That promise of free preventive care including free diagnostic testing seems to be more fantasy than reality. In an about face, the Obama administration is denying Medicare coverage for diagnostic testing.
At issue is the way that Medicare reimburses everyone from the big laboratory companies such as the Laboratory Corp of America (LH:NYSE) and Quest Diagnostics Inc. (DGX:NYSE), to the molecular diagnostic labs inside academic hospitals, and especially smaller firms that make proprietary tests used by doctors to more effectively target treatments to patients with conditions like cancer.
Some of these proprietary tests — focused around the more accurate diagnosis of prostate cancer — are profiled in today’s edition of the New York Times. The incompetent manner in which Medicare has handled a change in the reimbursement of similar tests has the potential to stymie one of the most important and potentially cost-saving technologies in the pipeline.
Mismanagement of Medicare funds has the Obama administration looking for ways to cut their losses, and denying claims for diagnostic testing is just one way to save money . . . for them, not you.
Every claim denied by Medicare is a claim that is potentially YOUR responsibility. Their idea of saving money is to make YOU pay for it.
Moreover, private insurers that reflexively piggy backed on the Medicare payment scheme complained that the bills they got only identified a series of molecular testing steps. These bills didn’t pinpoint the actual test that was being performed. So insurers often didn’t know what they were paying for.

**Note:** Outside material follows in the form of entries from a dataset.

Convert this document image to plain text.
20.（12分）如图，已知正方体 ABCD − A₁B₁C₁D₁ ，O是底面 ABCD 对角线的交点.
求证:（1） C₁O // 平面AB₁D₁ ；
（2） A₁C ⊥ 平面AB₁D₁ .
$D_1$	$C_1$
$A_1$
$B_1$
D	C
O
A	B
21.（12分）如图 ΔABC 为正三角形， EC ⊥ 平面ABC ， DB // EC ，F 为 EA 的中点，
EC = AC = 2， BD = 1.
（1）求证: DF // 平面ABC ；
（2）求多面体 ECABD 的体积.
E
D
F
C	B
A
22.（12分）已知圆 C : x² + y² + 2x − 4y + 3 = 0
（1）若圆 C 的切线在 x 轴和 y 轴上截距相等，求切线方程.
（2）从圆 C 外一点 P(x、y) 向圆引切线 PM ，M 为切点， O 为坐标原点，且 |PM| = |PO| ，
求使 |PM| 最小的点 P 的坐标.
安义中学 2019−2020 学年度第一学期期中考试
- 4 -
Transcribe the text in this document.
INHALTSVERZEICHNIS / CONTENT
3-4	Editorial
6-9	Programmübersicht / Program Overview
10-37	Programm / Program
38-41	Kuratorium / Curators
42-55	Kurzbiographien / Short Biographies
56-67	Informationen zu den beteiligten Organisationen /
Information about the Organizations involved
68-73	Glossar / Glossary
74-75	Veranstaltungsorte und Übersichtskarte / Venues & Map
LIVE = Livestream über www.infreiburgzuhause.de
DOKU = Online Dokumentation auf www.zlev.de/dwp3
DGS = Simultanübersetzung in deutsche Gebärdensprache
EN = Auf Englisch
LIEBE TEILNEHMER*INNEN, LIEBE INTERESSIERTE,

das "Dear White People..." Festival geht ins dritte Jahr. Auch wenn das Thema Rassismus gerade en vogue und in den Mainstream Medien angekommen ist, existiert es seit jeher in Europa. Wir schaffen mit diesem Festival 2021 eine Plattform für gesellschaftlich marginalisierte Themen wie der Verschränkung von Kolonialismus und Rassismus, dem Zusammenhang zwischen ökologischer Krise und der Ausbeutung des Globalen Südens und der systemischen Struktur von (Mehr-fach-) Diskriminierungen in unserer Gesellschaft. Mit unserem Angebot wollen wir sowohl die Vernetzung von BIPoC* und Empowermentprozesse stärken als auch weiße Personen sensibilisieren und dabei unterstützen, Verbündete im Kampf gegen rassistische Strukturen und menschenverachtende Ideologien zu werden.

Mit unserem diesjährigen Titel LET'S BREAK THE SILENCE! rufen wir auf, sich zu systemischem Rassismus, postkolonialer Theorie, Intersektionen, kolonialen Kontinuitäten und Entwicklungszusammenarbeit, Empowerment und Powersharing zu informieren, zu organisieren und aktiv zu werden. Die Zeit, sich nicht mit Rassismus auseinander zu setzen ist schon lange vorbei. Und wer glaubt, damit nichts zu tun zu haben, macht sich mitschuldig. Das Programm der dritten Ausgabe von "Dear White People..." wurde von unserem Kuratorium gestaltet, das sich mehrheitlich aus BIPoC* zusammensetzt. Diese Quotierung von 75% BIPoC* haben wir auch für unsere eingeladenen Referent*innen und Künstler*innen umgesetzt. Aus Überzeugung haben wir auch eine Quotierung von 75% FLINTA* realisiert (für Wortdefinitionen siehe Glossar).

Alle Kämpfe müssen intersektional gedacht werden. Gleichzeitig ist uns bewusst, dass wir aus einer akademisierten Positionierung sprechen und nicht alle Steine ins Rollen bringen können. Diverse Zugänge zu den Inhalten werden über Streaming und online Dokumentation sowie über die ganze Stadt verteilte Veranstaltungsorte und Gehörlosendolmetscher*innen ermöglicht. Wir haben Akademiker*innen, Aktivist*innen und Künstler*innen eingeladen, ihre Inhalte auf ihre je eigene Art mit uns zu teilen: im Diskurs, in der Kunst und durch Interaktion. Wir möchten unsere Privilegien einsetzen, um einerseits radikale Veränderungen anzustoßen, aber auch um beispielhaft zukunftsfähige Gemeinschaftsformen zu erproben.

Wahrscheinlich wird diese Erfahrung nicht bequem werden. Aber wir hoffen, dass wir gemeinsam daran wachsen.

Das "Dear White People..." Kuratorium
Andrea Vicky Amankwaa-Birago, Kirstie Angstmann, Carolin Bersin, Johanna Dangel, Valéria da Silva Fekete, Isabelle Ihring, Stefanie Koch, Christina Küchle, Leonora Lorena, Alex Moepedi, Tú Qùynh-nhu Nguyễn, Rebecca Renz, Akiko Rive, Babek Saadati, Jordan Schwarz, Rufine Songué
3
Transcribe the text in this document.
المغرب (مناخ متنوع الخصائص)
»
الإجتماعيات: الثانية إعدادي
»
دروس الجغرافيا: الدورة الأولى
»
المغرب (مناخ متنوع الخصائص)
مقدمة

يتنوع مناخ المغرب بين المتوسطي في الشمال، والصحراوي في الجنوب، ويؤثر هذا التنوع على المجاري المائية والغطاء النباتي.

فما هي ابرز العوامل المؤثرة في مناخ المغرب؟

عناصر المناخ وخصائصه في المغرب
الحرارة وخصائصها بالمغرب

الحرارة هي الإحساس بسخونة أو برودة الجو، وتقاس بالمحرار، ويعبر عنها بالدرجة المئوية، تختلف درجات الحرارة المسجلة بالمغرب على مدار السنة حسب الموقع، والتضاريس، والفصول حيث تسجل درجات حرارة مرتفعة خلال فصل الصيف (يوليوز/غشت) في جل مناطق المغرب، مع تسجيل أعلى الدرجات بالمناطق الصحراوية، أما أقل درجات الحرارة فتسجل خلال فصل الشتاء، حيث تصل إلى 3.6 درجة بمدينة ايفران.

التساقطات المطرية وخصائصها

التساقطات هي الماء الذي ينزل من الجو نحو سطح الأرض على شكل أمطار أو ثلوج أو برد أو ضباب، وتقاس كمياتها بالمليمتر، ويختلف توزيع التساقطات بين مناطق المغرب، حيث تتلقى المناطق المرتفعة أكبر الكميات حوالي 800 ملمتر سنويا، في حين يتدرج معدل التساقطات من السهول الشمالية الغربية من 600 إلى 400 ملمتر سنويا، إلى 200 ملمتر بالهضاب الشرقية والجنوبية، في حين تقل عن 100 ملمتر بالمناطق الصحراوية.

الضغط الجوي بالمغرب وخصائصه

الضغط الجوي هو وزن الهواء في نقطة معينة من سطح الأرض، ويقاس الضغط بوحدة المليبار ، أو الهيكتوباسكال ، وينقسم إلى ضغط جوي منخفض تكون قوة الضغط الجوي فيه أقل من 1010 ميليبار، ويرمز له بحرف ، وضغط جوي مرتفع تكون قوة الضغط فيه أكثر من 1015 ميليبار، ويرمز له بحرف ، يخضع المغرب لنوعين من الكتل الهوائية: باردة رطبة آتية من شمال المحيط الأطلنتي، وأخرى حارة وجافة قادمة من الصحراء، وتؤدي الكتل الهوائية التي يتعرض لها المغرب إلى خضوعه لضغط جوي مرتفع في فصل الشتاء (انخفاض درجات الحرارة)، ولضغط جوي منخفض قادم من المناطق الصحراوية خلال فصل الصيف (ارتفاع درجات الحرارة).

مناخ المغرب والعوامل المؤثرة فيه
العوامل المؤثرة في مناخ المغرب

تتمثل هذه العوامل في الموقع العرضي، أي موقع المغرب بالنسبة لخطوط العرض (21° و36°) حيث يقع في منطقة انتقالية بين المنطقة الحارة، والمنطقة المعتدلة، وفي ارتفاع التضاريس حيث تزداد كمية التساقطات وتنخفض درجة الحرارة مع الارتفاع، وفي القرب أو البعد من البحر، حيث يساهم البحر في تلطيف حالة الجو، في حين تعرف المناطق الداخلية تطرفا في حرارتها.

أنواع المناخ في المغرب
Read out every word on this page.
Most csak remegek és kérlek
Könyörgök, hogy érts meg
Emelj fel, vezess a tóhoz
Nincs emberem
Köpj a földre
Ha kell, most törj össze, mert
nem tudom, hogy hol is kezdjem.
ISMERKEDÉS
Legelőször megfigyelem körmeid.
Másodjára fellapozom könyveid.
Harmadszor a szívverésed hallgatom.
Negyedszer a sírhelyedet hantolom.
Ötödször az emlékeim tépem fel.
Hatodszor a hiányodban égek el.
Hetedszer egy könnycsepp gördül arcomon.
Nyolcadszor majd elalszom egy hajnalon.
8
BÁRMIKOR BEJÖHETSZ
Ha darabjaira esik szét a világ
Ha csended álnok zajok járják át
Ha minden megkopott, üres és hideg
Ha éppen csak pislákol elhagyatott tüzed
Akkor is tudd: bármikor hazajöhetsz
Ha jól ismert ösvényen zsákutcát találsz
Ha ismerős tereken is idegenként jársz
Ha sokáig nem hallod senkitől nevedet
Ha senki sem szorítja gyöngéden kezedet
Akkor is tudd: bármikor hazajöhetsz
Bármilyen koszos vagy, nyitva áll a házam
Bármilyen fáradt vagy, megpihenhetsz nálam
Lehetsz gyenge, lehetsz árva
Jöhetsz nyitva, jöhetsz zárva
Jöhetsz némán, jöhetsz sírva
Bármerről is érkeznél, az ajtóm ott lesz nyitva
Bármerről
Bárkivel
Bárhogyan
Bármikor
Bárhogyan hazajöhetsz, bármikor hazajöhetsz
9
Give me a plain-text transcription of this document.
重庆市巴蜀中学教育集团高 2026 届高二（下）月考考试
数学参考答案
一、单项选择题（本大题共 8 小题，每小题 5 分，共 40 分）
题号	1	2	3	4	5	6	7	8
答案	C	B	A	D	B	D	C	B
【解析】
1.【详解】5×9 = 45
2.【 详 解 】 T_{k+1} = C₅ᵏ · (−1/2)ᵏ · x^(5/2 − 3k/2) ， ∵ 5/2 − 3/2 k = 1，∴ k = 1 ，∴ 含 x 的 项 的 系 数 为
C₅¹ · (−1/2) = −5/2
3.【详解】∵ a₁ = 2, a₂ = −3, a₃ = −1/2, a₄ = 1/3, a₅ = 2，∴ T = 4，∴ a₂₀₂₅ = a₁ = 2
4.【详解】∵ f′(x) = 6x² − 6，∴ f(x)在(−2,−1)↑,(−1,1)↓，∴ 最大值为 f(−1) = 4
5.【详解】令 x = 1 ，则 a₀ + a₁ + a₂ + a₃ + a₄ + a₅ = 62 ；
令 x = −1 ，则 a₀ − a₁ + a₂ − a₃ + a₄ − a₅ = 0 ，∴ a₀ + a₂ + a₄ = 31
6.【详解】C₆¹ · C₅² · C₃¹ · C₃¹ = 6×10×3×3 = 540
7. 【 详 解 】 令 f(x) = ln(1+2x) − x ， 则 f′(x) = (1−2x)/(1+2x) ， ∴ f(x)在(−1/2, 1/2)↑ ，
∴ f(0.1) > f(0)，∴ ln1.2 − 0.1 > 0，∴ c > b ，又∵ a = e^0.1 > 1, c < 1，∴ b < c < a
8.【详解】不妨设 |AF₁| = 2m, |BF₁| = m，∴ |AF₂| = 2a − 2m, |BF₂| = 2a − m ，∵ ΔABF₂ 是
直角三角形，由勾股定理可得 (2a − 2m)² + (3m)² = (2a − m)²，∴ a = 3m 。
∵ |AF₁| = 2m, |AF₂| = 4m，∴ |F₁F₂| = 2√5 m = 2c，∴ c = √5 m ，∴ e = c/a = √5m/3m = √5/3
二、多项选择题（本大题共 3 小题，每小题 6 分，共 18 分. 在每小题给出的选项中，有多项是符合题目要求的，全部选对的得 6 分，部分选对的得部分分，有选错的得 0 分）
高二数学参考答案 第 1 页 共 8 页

The private health plans could have fixed this on their own, by demanding that labs provide more information. But many health plans, looked to Medicare to fix the billing system. Under pressure, the agency said it would develop a new scheme.
This approach is typical. If Medicare denies payment for services, so will private insurance.
Instead of fixing the problem, Medicare simply punted by denying payment for diagnostic testing.
But instead of coming up with a new system, CMS took the full year to do largely nothing. The agency sat on its hands. Then, only after winding down the clock, the agency announced that it would let the local Medicare carriers figure out what prices to assign to each of the different diagnostic codes
It basically means that the local carriers, which contract with CMS to administer the Medicare program for different regions of the country, now have wide discretion to come up with their own prices. The entire punt gave the local Medicare contractors no time – and no clear direction – on how to assign prices to the different diagnostic codes. The result is that no prices have been established for the vast majority of the marketplace. And so many tests simply aren’t being paid for.
For those who don’t know it, Medicare does not pay their own claims. Instead, they farm out those services to insurance carriers and third party administrators. But without direction from Medicare, a carrier on one region may approve a claim that would be denied in another.